Comparing Sampling Methods

Introduction

The data I am using for this analysis contains information regarding bank loans provided in America. The goal of this analysis is to see which type of sampling is the most accurate and true to the original population. I am testing with random, systematic, and stratified sampling. To start, I re-categorized the variable State, so that there are only 7 different outcomes and not 50. I organized the states by region, following the trends of the map below.

Methods

First, I made sure that none of the regions contained a significantly small amount of the population, after combining the states together. After finding that none of the categories contains less then 10% of the population, I continued with my analysis.

Population.size Number.of.Regions Sub.Pop.less.1000
899164 7 0

Simple Random Sampling

Now I start to take my sample through the method of simple random sampling. I want to get 4,000 random observations from the population, and print a table of my new sample to affirm that I got the 4,000 samples.

Size Var.count
4000 28

Systematic Sampling

For systematic sampling, I also asked for about 4,000 samples from the population, but because of the nature of the systematic sampling, I can expect that I may get a few samples more or a few samples less then what I am asking for. I printed another table to show how many observations were pulled from the popultion.

Size Var.count
4014 28

Stratified Sampling

For the stratified sampling technique, I again asked for 4,000 samples from the population, and printed a table showing how many samples ended up in each category, in proportion to how large the categories are in the population.

MidAtlantic Midwest Northeast Northwest Southeast Southwest West
571 571 571 571 571 571 571

Results

First, I found the default rates for the population and then compared them to the default rates of the simple random sample,the systematic random sample, and the stratified random sample.
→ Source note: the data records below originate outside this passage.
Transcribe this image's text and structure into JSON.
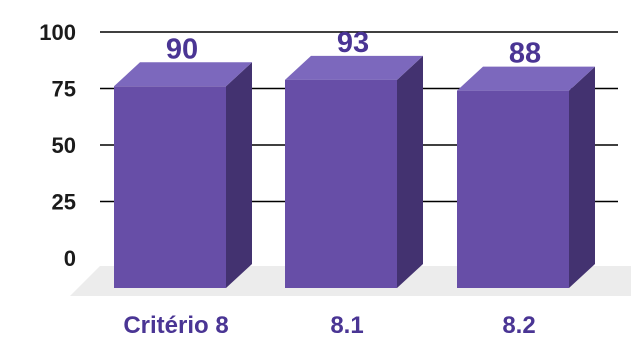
{
  "chart_data": {
    "type": "bar",
    "title": "",
    "xlabel": "",
    "ylabel": "",
    "categories": [
      "Critério 8",
      "8.1",
      "8.2"
    ],
    "values": [
      90,
      93,
      88
    ],
    "y_ticks": [
      "0",
      "25",
      "50",
      "75",
      "100"
    ],
    "ylim": [
      0,
      100
    ],
    "grid": true,
    "legend": "none",
    "colors": {
      "bar_front": "#674ea7",
      "bar_top": "#7c68bd",
      "bar_side": "#433270",
      "label_text": "#4a3594",
      "floor": "#ececec",
      "grid": "#000000"
    }
  }
}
Based on the table, the default rate for the systematic random sample is the closest to the population default rate, making it the best fit system for this data.

A table now adding in sys comparing the default rates

Comparison of region-specific default rates between population, SRS, Systematic Sample, and Stratified Samples.
default.rate.pop default.rate.srs default.rate.sys default.rate.str
Northwest 17.5 17.9 17.8 50
Midwest 17.7 17.2 17.8 50
MidAtlantic 17.6 15.1 17.8 50
Northeast 17.6 20.0 17.8 50
Southeast 17.6 16.9 17.8 50
West 17.4 18.4 17.8 50
Southwest 17.5 15.6 17.8 50

Results in a Graph

After putting the output from the table into a graph, it s easy to see that the systematic sample follows the population perfectly, making it the best fit for this data.